Friday, 2 November 2012
Nate Silver and the war against statistical truth
Amongst all the noise generated by the US Presidential election (and we still don't know who's going to win) is a very, very worrying drumbeat that's pumping away just under the surface.
It's a war, waged by ultra-conservative commentators. And it's a fight against numbers - even (if you'll forgive the rather embarrasing show of emotion) against the truth.
Their nastiest bile - and some of it has been really nasty and disgusting stuff - is aimed at Nate Silver (above), hero of baseball and poker predictors everywhere, and the author of the New York Times' 538 blog. He's a man who's made his name applying statistical models of the data to predict outcomes - results that he's usually got right.

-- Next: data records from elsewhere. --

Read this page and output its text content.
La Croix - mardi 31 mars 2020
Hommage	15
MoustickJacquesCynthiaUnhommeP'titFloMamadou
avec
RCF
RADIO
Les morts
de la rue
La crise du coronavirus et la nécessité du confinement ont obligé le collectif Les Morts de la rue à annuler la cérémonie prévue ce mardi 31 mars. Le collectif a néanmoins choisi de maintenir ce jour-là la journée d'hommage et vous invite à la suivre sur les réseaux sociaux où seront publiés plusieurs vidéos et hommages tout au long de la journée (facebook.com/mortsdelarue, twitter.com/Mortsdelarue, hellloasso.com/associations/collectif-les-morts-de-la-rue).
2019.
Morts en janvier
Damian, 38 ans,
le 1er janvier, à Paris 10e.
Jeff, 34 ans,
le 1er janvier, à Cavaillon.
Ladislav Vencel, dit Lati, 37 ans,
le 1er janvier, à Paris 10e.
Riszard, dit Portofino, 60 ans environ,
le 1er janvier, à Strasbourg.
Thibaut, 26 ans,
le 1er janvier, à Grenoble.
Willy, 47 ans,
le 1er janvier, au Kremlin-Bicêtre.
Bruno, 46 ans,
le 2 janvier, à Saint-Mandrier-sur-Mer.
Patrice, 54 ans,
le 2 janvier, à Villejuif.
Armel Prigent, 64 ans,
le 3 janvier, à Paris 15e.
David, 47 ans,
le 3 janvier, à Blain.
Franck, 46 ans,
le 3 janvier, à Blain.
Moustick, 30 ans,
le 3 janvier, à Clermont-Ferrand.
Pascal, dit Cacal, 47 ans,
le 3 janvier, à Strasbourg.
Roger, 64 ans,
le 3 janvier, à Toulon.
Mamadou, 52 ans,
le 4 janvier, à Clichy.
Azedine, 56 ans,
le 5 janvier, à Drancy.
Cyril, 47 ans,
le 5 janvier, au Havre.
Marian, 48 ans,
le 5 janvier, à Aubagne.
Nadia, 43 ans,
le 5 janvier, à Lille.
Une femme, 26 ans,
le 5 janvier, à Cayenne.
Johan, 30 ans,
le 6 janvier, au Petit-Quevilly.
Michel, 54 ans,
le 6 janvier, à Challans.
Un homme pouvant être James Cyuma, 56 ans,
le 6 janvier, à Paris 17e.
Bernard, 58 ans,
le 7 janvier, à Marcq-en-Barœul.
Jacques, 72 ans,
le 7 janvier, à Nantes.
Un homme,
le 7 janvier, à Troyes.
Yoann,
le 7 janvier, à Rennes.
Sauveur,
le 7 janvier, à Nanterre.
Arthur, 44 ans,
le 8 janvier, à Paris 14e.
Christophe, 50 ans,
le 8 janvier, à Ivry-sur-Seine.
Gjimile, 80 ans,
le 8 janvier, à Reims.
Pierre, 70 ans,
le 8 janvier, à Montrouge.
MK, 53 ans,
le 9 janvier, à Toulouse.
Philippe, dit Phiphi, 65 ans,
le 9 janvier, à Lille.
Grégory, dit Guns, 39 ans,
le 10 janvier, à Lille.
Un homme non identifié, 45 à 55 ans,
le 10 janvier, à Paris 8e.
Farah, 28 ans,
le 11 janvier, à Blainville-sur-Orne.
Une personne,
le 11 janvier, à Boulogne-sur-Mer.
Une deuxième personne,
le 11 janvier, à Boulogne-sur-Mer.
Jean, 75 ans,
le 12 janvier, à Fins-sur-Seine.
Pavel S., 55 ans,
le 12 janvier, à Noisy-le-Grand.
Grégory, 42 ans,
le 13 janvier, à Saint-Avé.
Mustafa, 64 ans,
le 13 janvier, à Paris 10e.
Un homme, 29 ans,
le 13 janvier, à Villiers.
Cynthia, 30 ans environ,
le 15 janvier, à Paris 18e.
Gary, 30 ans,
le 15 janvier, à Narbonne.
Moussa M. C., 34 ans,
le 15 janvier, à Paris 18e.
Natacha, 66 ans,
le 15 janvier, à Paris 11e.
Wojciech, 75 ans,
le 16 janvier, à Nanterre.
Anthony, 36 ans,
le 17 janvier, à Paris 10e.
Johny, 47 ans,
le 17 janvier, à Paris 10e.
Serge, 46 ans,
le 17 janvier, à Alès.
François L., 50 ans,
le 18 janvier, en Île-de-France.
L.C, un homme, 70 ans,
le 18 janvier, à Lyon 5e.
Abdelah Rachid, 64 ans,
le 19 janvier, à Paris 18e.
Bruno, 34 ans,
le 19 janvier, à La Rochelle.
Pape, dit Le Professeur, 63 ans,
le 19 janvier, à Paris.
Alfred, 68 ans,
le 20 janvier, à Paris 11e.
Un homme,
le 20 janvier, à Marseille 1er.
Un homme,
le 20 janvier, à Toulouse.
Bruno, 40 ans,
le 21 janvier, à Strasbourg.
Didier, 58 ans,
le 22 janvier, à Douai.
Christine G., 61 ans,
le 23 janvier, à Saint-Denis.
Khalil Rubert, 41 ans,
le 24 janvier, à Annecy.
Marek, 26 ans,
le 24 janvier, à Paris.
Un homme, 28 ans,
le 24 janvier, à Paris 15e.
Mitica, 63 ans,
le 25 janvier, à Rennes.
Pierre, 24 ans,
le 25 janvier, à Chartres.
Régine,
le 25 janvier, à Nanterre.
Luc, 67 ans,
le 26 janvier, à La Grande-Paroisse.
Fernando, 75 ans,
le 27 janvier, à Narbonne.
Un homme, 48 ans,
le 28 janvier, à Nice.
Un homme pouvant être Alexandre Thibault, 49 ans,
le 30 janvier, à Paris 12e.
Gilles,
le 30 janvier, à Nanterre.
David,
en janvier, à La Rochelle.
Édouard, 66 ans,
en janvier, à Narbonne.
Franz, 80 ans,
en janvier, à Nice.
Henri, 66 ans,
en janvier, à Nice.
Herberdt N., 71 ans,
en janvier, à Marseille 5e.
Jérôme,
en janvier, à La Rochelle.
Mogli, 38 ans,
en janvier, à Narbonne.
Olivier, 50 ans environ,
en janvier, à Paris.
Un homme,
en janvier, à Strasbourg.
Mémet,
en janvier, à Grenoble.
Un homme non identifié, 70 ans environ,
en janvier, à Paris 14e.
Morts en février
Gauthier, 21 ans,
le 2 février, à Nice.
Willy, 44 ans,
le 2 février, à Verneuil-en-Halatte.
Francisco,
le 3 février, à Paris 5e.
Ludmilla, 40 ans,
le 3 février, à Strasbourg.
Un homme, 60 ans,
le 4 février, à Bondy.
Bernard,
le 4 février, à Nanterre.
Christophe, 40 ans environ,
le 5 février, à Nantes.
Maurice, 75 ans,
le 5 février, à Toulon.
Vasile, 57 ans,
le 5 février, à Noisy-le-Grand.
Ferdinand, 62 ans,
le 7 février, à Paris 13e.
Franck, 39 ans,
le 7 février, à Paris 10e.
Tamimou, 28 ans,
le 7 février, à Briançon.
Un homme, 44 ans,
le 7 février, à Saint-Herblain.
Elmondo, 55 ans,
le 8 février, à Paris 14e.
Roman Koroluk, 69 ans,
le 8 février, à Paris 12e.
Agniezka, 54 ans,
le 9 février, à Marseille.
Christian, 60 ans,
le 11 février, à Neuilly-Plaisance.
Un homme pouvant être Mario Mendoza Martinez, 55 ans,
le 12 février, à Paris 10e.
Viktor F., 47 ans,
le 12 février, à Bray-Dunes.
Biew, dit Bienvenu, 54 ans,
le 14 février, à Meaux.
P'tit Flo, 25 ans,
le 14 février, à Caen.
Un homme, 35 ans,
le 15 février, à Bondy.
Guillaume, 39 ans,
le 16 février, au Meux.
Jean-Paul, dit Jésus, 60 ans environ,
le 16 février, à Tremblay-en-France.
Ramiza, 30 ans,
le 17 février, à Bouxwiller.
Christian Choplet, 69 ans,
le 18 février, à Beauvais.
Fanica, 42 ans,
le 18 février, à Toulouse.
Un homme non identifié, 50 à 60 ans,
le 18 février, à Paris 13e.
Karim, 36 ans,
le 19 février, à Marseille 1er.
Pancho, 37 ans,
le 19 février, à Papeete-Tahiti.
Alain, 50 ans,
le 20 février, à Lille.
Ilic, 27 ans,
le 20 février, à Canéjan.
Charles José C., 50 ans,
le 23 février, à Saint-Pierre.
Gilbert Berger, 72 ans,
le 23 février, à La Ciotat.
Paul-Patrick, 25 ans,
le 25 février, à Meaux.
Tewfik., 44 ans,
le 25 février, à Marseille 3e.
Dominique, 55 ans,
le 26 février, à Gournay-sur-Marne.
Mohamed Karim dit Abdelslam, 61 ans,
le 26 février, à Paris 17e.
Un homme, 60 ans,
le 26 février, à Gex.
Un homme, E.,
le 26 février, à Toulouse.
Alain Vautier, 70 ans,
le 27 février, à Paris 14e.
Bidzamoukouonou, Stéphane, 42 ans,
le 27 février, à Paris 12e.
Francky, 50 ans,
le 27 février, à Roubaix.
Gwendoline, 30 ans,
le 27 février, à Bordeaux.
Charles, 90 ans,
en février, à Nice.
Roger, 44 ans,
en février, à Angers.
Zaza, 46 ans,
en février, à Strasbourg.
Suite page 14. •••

Now he's being accused of arrogantly 'assuming' what will happen in the end, being privy to secret data from the Obama camp, weighting pollsters' results how he likes, and much else abusive and slanderous rubbish. It's all part of a wider picture, of course - that elements of conservative America are spinning off into their own 'post-truth' politics, in which they can question anything they like (so long as it's not their own preconceptions). A world in which they try to undermine voting machines' reputations before ballots can even be cast - though of course Democrats have long had their own conspiracy theories about the voting machines that were used in the 2004 elections.
This stuff matters. You have to understand numbers and concepts of scale to understand the world around you. Of course numbers are constructed, shifting, uncertain - as this column has argued and accepted on many occasions. But that doesn't mean that they're all as good as one another. Still less does it mean that you don't have to be able to put them in context, mobilising actual knowledge (the outbreak of italics is a metaphorical jab in the chest with a pointed finger, I know - but hey, I'm angry).
So, for instance... Republicans have been arguing that the fact that they're ahead in the polls with 'independent' voters, who aren't registered as Democrats or Republicans, means that they're going to do well next week. Which they might. But it doesn't necessarily mean this - because many conservatively-minded voters may now be listing themselves as 'Independents' as 'their' party zig-zags ever more crazily to the far right. Take another example. Republicans have been arguing that they are doing well in Ohio, based on the fact that early turnout in their countries has been very good. But get right down to the ward level, and things look rather different, with Democrats turning out well. It may well be that right-wing journalists have not dug deeply enough into the grainy mess of the raw numbers here.
And so on. And on.
There's one very telling set of details buried in all this - and it's that Silver uses the methods of social science, not the impressions of pundits or commentators. He is clear that he is not predicting that Obama will actually win: he's just saying that it's pretty likely, on the basis of the numbers that we now have, and compared to the alternative. And he's not saying that this won't be close. He's simply saying that, while close, the balance of evidence for predicting victory is (delicately but definitely) on one side and not the other. More moderate conservative voices accept all this, of course, while pointing out that their real problem is with the 'utopian' idea that models can predict the unfolding of the future.
That cod-philosophy to one side, it's important to note that Silver publishes his methods - as do other reputable number-crunchers trying to turn leads or deficits into predictions. He draws on accepted mathematical proofs. He's not alone, with other prediction sites and (something I put a lot of weight on) gambling markets also giving President Obama somewhere between a two-thirds and a 96 per cent chance of victory. He accepts that the eventual result on Tuesday night might be different from what his numbers suggest. They're suggesting a likelihood, and 80 per cent saying he'll win from a model doesn't mean he will. 20 per cent changes come off all the time (well, they come off a fifth of the time). He doesn't change his views (or his model) in mid-stream. He uses data - not the gut feelings that pull us all over the place all the time.
You know what? I prefer his approach to that of the people chucking abuse at him. Call me old-fashioned.